The hope of radio webcasters is that Tuesday's protest will help propel the IREA through Congress. The bill, sponsored by Rep. Jay Inslee (D-WA.), would overturn the Royalty Board's March ruling.
That ruling changed the way Internet stations pay for the use of songs. Beginning July 15, webcasters who use music online in any manner will be required to pay new higher royalty rates to musicians and record companies, based on the number of listeners to a song, rather than calculated as an affordable percentage of revenue. Inslee's bill would instead return to the original percentage-of-revenue rating and apply the same standard to commercial outlets across the board, including Internet radio, satellite radio, cable radio, and jukeboxes - 7.5 percent of revenue.
Seymour hoped the Day of Silence would be a dramatic indication of what will happen July 15 if there is no reduction in rates. "Ironically, radio broadcasts were exempted from royalty payments because way back, at the very beginning of radio, Congress wanted to give what it called 'a fledgling industry' a leg up. Now, the Internet is just that, and it pays more than anyone," she says.
If Congress failed to notice, the predictions are dire. Many music webcasters may be forced to close down as a result of these unrealistic new royalty payments. Some expect to go bankrupt, and others may have to limit or end their service. Companies like Pandora and Rhapsody face paying millions of dollars because the CRB instituted a rate of $500 per channel, and for companies like AccuRadio, it meant they went from paying about 12 percent of the station's revenues to paying about 150 percent.
"The royalty boards are mandating that we pay for each listener of each song. So these rates are not based on money, they're based on the size of the audience - it's a disincentive to grow," says Seymour.
For the public radio webcasters, there is a monthly cap on the number of listeners that a station can have to pay the lesser non-commercial rates. KCRW exceeds that cap in two and a half days. Seymour explains, "One of the most egregious statements made by the Copyright Royalty Board was the allegation that stations such as KCRW, stations with large audiences, will compete with commercial entities, and therefore should be charged like commercial entities.

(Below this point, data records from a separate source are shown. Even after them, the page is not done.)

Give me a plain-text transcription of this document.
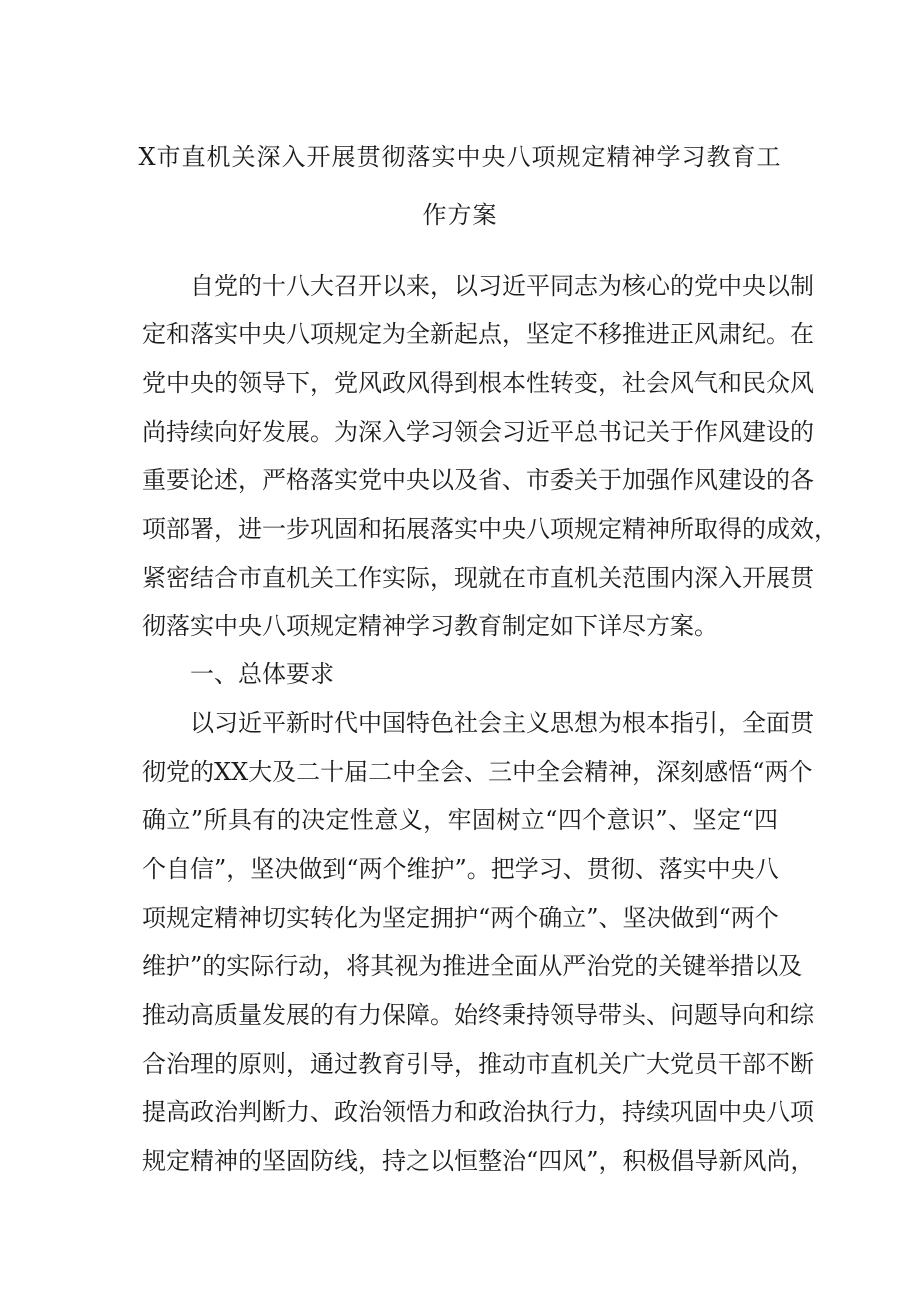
X市直机关深入开展贯彻落实中央八项规定精神学习教育工
作方案
自党的十八大召开以来，以习近平同志为核心的党中央以制
定和落实中央八项规定为全新起点，坚定不移推进正风肃纪。在
党中央的领导下，党风政风得到根本性转变，社会风气和民众风
尚持续向好发展。为深入学习领会习近平总书记关于作风建设的
重要论述，严格落实党中央以及省、市委关于加强作风建设的各
项部署，进一步巩固和拓展落实中央八项规定精神所取得的成效，
紧密结合市直机关工作实际，现就在市直机关范围内深入开展贯
彻落实中央八项规定精神学习教育制定如下详尽方案。
一、总体要求
以习近平新时代中国特色社会主义思想为根本指引，全面贯
彻党的XX大及二十届二中全会、三中全会精神，深刻感悟“两个
确立”所具有的决定性意义，牢固树立“四个意识”、坚定“四
个自信”，坚决做到“两个维护”。把学习、贯彻、落实中央八
项规定精神切实转化为坚定拥护“两个确立”、坚决做到“两个
维护”的实际行动，将其视为推进全面从严治党的关键举措以及
推动高质量发展的有力保障。始终秉持领导带头、问题导向和综
合治理的原则，通过教育引导，推动市直机关广大党员干部不断
提高政治判断力、政治领悟力和政治执行力，持续巩固中央八项
规定精神的坚固防线，持之以恒整治“四风”，积极倡导新风尚，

We don't oppose royalties - reasonable ones for artists and their labels. We're saying we believe the artists and labels should be compensated, but not to the point that we are shut down. We've always had to defend public broadcasting against the charge of being elitist, and now we have to defend it against the charge of being populist."

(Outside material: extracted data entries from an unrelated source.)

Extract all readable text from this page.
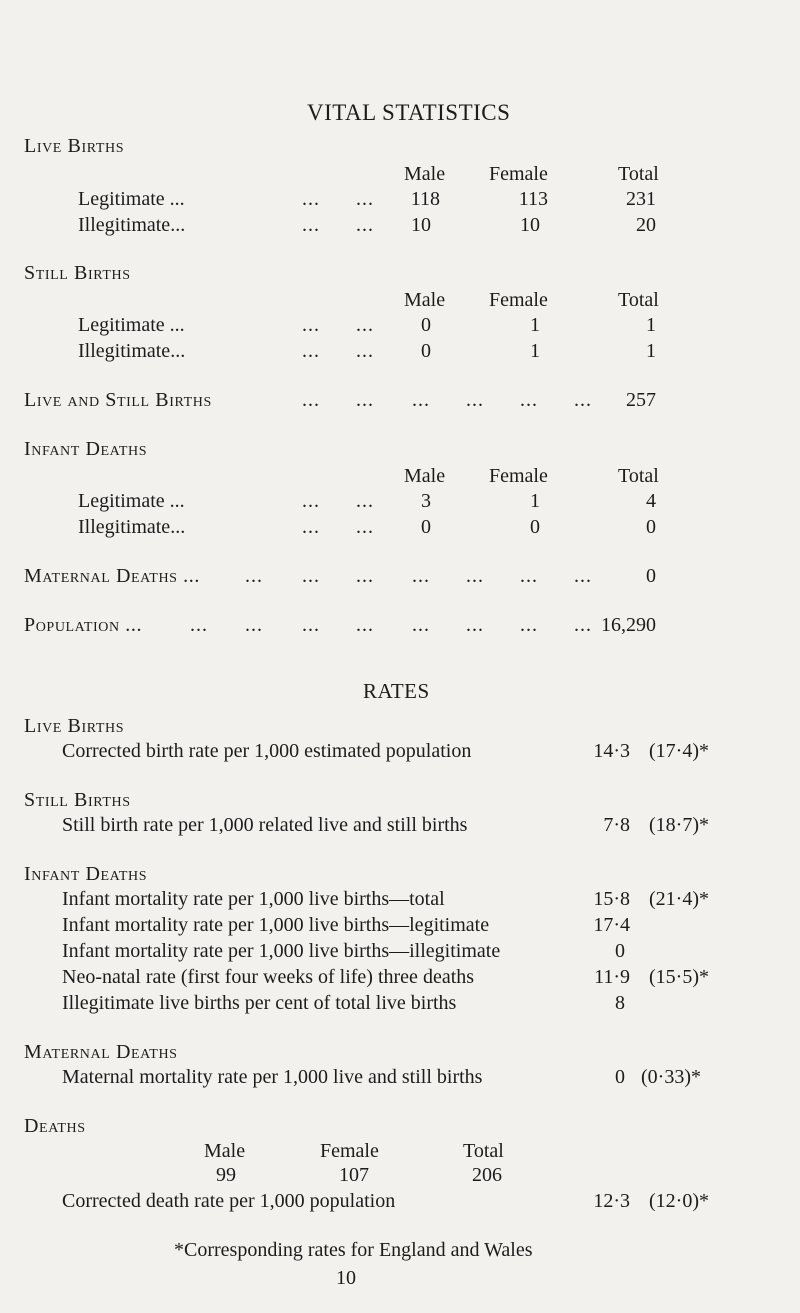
VITAL STATISTICS
Live Births
Male Female	Total
Legitimate ...	... ...	118	113	231
Illegitimate...	... ...	10	10	20
Still Births
Male Female	Total
Legitimate ...	... ...	0	1	1
Illegitimate...	... ...	0	1	1
Live and Still Births	... ... ... ... ... ...	257
Infant Deaths
Male Female	Total
Legitimate ...	... ...	3	1	4
Illegitimate...	... ...	0	0	0
Maternal Deaths ... ... ... ... ... ... ... ...	0
Population ... ... ... ... ... ... ... ... ... 16,290
RATES
Live Births
Corrected birth rate per 1,000 estimated population	14·3 (17·4)*
Still Births
Still birth rate per 1,000 related live and still births	7·8 (18·7)*
Infant Deaths
Infant mortality rate per 1,000 live births—total	15·8 (21·4)*
Infant mortality rate per 1,000 live births—legitimate	17·4
Infant mortality rate per 1,000 live births—illegitimate	0
Neo-natal rate (first four weeks of life) three deaths	11·9 (15·5)*
Illegitimate live births per cent of total live births	8
Maternal Deaths
Maternal mortality rate per 1,000 live and still births	0 (0·33)*
Deaths
Male	Female	Total
99	107	206
Corrected death rate per 1,000 population	12·3 (12·0)*
*Corresponding rates for England and Wales
10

Not only do the higher royalty rates not bode well for big and small webcasters alike, but the new regulations are potentially devastating for the artists, as well.
"If the majority of webcasters go out of business, these independent and up-and-coming artists are going to lose an important medium; it shuts that avenue for exposure," says Maloney. "Anything not on the big four labels won't get played."
Even for the few webcasters that could survive despite the rising royalties, there's a downside. "The only way they will continue to broadcast will be if they make a direct deal with copyright owners. And what these record labels and SoundExchange are saying is that the artists aren't getting enough royalties, but with this, for most artists, it means they are going to go from getting a little bit of royalties to no royalties," says Maloney.